🤖 AI Summary
This work formulates sequence prediction as an optimal control problem and, for the first time, derives from optimal control principles an explicit inference algorithm—dual filtering—that exhibits a Transformer-like layer structure. For both discrete nonlinear and linear Gaussian systems, the approach naturally yields analytical expressions of attention mechanisms, revealing their deep connection to optimal control solutions. The analysis further indicates that Transformers implicitly exploit non-Markovian structures through low-dimensional embeddings. Numerical experiments demonstrate a high degree of alignment between the derived dual filters and the attention weights of trained Transformers, thereby validating the explanatory power and effectiveness of the proposed framework.
📝 Abstract
Decoder-only transformers compute the conditional probability of the next token from a sequence of past observations. This paper derives, from first principles, inference architectures that solve the same prediction problem - and in doing so, recovers transformer-like layer operations as a consequence of optimal control theory.

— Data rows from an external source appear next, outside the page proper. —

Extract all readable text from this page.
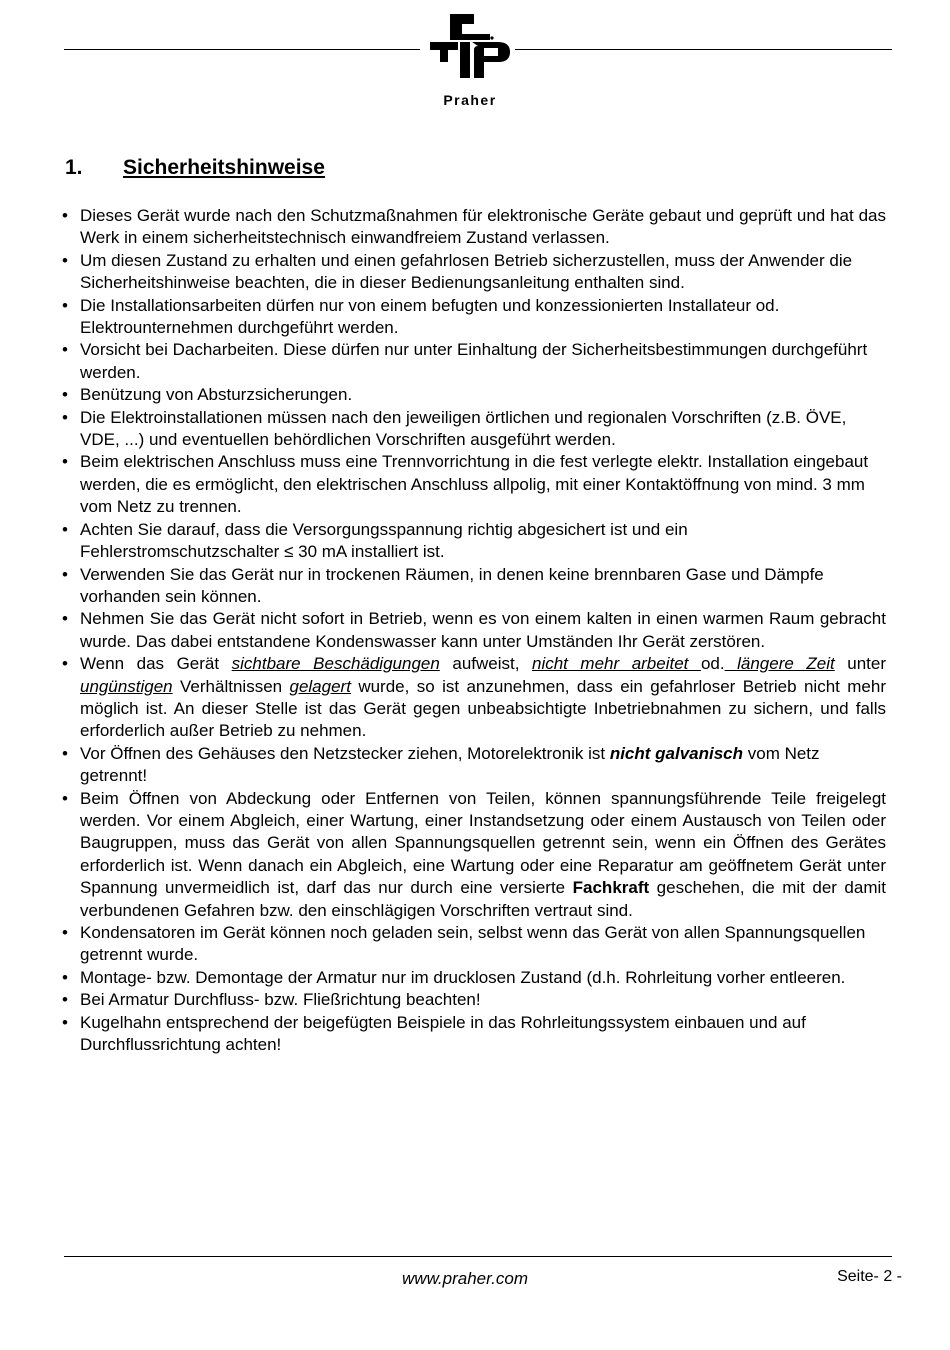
Praher
1. Sicherheitshinweise
• Dieses Gerät wurde nach den Schutzmaßnahmen für elektronische Geräte gebaut und geprüft und hat das Werk in einem sicherheitstechnisch einwandfreiem Zustand verlassen.
• Um diesen Zustand zu erhalten und einen gefahrlosen Betrieb sicherzustellen, muss der Anwender die Sicherheitshinweise beachten, die in dieser Bedienungsanleitung enthalten sind.
• Die Installationsarbeiten dürfen nur von einem befugten und konzessionierten Installateur od. Elektrounternehmen durchgeführt werden.
• Vorsicht bei Dacharbeiten. Diese dürfen nur unter Einhaltung der Sicherheitsbestimmungen durchgeführt werden.
• Benützung von Absturzsicherungen.
• Die Elektroinstallationen müssen nach den jeweiligen örtlichen und regionalen Vorschriften (z.B. ÖVE, VDE, ...) und eventuellen behördlichen Vorschriften ausgeführt werden.
• Beim elektrischen Anschluss muss eine Trennvorrichtung in die fest verlegte elektr. Installation eingebaut werden, die es ermöglicht, den elektrischen Anschluss allpolig, mit einer Kontaktöffnung von mind. 3 mm vom Netz zu trennen.
• Achten Sie darauf, dass die Versorgungsspannung richtig abgesichert ist und ein Fehlerstromschutzschalter ≤ 30 mA installiert ist.
• Verwenden Sie das Gerät nur in trockenen Räumen, in denen keine brennbaren Gase und Dämpfe vorhanden sein können.
• Nehmen Sie das Gerät nicht sofort in Betrieb, wenn es von einem kalten in einen warmen Raum gebracht wurde. Das dabei entstandene Kondenswasser kann unter Umständen Ihr Gerät zerstören.
• Wenn das Gerät sichtbare Beschädigungen aufweist, nicht mehr arbeitet od. längere Zeit unter ungünstigen Verhältnissen gelagert wurde, so ist anzunehmen, dass ein gefahrloser Betrieb nicht mehr möglich ist. An dieser Stelle ist das Gerät gegen unbeabsichtigte Inbetriebnahmen zu sichern, und falls erforderlich außer Betrieb zu nehmen.
• Vor Öffnen des Gehäuses den Netzstecker ziehen, Motorelektronik ist nicht galvanisch vom Netz getrennt!
• Beim Öffnen von Abdeckung oder Entfernen von Teilen, können spannungsführende Teile freigelegt werden. Vor einem Abgleich, einer Wartung, einer Instandsetzung oder einem Austausch von Teilen oder Baugruppen, muss das Gerät von allen Spannungsquellen getrennt sein, wenn ein Öffnen des Gerätes erforderlich ist. Wenn danach ein Abgleich, eine Wartung oder eine Reparatur am geöffnetem Gerät unter Spannung unvermeidlich ist, darf das nur durch eine versierte Fachkraft geschehen, die mit der damit verbundenen Gefahren bzw. den einschlägigen Vorschriften vertraut sind.
• Kondensatoren im Gerät können noch geladen sein, selbst wenn das Gerät von allen Spannungsquellen getrennt wurde.
• Montage- bzw. Demontage der Armatur nur im drucklosen Zustand (d.h. Rohrleitung vorher entleeren.
• Bei Armatur Durchfluss- bzw. Fließrichtung beachten!
• Kugelhahn entsprechend der beigefügten Beispiele in das Rohrleitungssystem einbauen und auf Durchflussrichtung achten!
www.praher.com	Seite- 2 -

The framework is developed for two model classes: a nonlinear model of discrete-valued processes, directly motivated by the transformer, and a linear Gaussian model as a tractable baseline. For both model classes, the prediction objective is reformulated as an optimal control problem whose solution yields an explicit inference algorithm, the dual filter, with a layer structure that mirrors the layer structure of a decoder-only transformer. Numerical experiments provide a comparison of the optimal control to attention weights from a trained transformer. These experiments reveal that when the embedding dimension is insufficient, the transformer implicitly exploits non-Markovian structure.